There are no acute inhalation or dermal toxicity data for [3-(2,3-epoxypropoxy)propyl]triethoxysilane or its hydrolysis product, 2,3-dihydroxypropoxypropylsilanetriol, so good quality data for the related substance [3-(2,3-epoxypropoxy)propyl]trimethoxysilane have been used as read across. Justification of read-across is provided in the document attached in Section 13.

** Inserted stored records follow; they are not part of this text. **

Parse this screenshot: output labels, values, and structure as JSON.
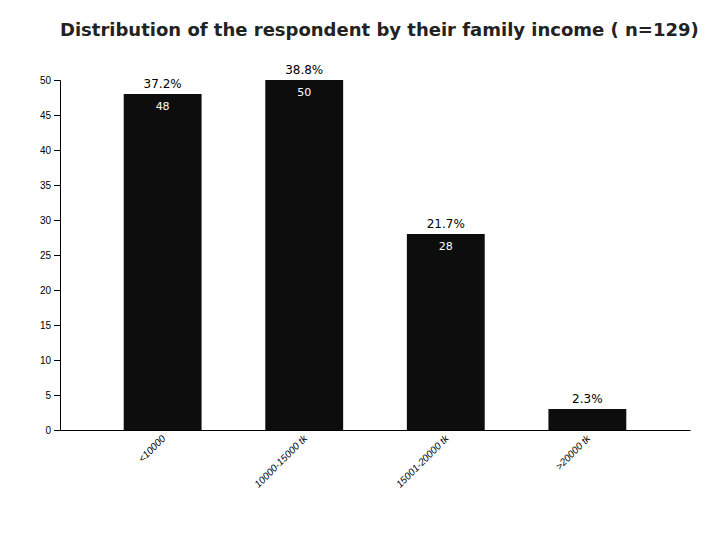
{
  "chart_data": {
    "type": "bar",
    "title": "Distribution of the respondent by their family income ( n=129)",
    "categories": [
      "<10000",
      "10000-15000 tk",
      "15001-20000 tk",
      ">20000 tk"
    ],
    "values": [
      48,
      50,
      28,
      3
    ],
    "value_labels": [
      "48",
      "50",
      "28",
      null
    ],
    "data_labels": true,
    "percentages": [
      "37.2%",
      "38.8%",
      "21.7%",
      "2.3%"
    ],
    "color": "#0d0d0d",
    "ylim": [
      0,
      50
    ],
    "yticks": [
      0,
      5,
      10,
      15,
      20,
      25,
      30,
      35,
      40,
      45,
      50
    ],
    "grid": false
  }
}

[3-(2,3-epoxypropoxy)propyl]triethoxysilane hydrolyses in contact with water (half-life predicted to be approximately 12-36 hours at pH 7), generating ethanol and 2,3-dihydroxypropoxypropylsilanetriol whereas the read across substance [3-(2,3-epoxypropoxy)propyl]trimethoxysilane hydrolyses faster (6.5 hours at pH 7) into 2,3-dihydroxypropoxypropylsilanetriol and methanol. At 37.5°C (relevant for inhalation exposure), the corresponding half-lives are 2.3 and 4 -13 hours, respectively (see Section 5.1.2). The registered substance and the read-across substance therefore generate a common silanol hydrolysis product, and ethanol and methanol, respectively. Ethanol and methanol are not acutely harmful to rats. For the purpose of assessing acute toxicity via the inhalation route by read across, the hydrolysis rate of both parent materials is similar enough in that the half-life exceeds the exposure time, therefore initial exposure is mainly to parent material.

In addition to the read across, a reliable acute toxicity oral study is available for the registration substance (RCC, 1994); the LD50value is above 2000 mg/kg bw/day and showed no indication of significant clinical or systemic effects following a single dose, except at very high dose levels well in excess of the highest dose level in current guidelines for acute toxicity.

 

It is therefore considered appropriate to read-across acute inhalation and dermal data from the trimethoxy to the triethoxy analogue. Additional information is given in a supporting report (Peter Fisk Associates, 2013q), attached in Section 13 of the IUCLID dossier.


Justification for selection of acute toxicity – oral endpoint
The selected study is the only available acute oral toxicity study for the registered substance. It was conducted in accordance with an appropriate OECD Test Guideline 401 and in compliance with GLP.

Justification for selection of acute toxicity – inhalation endpoint
The selected study is the only reliable acute inhalation study available for the most relevant surrogate substance. It was conducted in accordance with an equivalent OECD Test Guideline 406 and in compliance with GLP.

Justification for selection of acute toxicity – dermal endpoint
The selected study is the only reliable acute dermal toxicity study available for the most relevant surrogate substance. It pre-dated both OECD guidelines and GLP but was conducted according to a protocol that was similar to OECD 402.

Justification for classification or non-classification

Based on the available acute oral and read-across inhalation data [3-(2,3-epoxypropoxy)propyl]triethoxysilane is not classified for acute toxicity according to Regulation (EC) No 1272/2008.